At the end of the Cretaceous Period, nearly 65 million years ago, over 75 percent of the Earth’s species didn’t survive. After inhabiting it for nearly 165 million years, the dinosaurs left planet Earth permanently. It isn’t certain what caused a species as large as the dinosaurs to be terminated, but evidence suggests it was likely an asteroid impact near the present-day Yucatan Peninsula, coupled with other possible factors such as large-scale climate change and destructive volcanic eruptions over time.
Despite the mass extinction, birds are thought to be the only dinosaurs that survived, along with distant relatives, such as lizards/reptiles, and smaller amphibians, such as frogs and salamanders. These animals had favorable traits that were long-lasting and they were able to quickly adapt to their changing environment.
A Chance Encounter
During a fortuitous Walmart run in 2012, Michael Skvarla, a PhD student from the University of Arkansas, came across a large insect on the side of the building in Fayetteville, Arkansas.

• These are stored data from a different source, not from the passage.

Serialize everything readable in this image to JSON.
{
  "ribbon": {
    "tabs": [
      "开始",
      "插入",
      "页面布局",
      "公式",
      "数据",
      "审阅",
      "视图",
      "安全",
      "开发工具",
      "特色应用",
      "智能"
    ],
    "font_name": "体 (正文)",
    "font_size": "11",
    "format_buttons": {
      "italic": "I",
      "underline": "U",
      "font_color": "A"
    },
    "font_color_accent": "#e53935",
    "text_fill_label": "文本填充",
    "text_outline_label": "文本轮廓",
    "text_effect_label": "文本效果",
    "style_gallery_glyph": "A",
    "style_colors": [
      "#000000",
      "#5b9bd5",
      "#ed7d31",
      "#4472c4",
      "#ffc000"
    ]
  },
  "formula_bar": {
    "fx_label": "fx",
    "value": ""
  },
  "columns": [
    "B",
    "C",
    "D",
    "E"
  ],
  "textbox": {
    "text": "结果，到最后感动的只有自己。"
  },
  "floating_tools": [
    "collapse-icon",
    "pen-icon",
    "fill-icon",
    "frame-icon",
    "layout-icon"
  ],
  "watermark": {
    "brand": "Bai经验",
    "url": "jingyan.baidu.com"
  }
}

He recounts that he thought the insect looked captivating and kept it between his fingers as he finished his shopping. Once he returned home, he mounted the insect, and actually forgot about it for nearly a decade. Initially, he misidentified it as a dragonfly-like insect called an antlion. The insect also has predominant features, such as a lacewing and long transparent wings.

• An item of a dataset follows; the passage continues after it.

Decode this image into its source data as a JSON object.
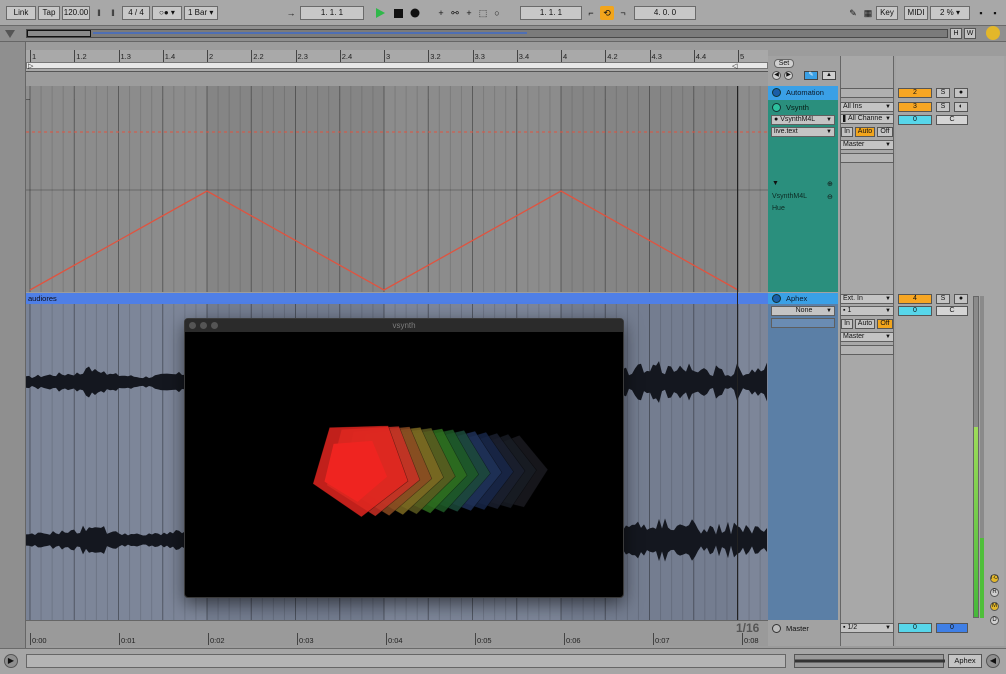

In the fall of 2020, he revealed this fascinating insect to his online entomology class and came to the realization that this insect was much more than a dragonfly. It was something much more valuable and rare. After performing numerous DNA tests and analyses, he came to the conclusion that this insect belongs to the species Polystoechotes punctata, which is part of a larger family of insects that predates the dinosaurs. Skvarla is now an entomologist and director of Pennsylvania State University’s Insect Identification Lab, and the giant lacewing resides as part of the university’s Frost Entomological Museum’s collection.
Ecology Through Entomology
Entomology is a branch of zoology that studies insects, but it also acts as a resource to better understand the changing environment and ecology of a region. The giant lacewing disappeared from the eastern portion of North America in the mid 1900’s, and it’s predicted that it vanished because of human attempts to vanquish forest fires that occurred naturally.
The larger question is how this lacewing ended up on the side of a Walmart in an urban section of Arkansas. It might’ve been over a century since this insect could be spotted anywhere near this region, and it’s unlikely it would’ve flown thousands of miles to get here. Speculations suggest Arkansas’s ecosystem might’ve been more suitable for this insect compared to the changing environment in Washington.
When this giant lacewing was found far from Eastern North America, the understanding of its species was altered. It provided questions about what environment it needed to live its life cycle and what its true distribution across the region and across time actually is. This discovery has large implications, such as the fact that it predates the dinosaurs, managed to live thousands of miles from the habitat it vanished from, and that even small creatures such as insects can provide a larger lens into a region’s changing biodiversity and environment.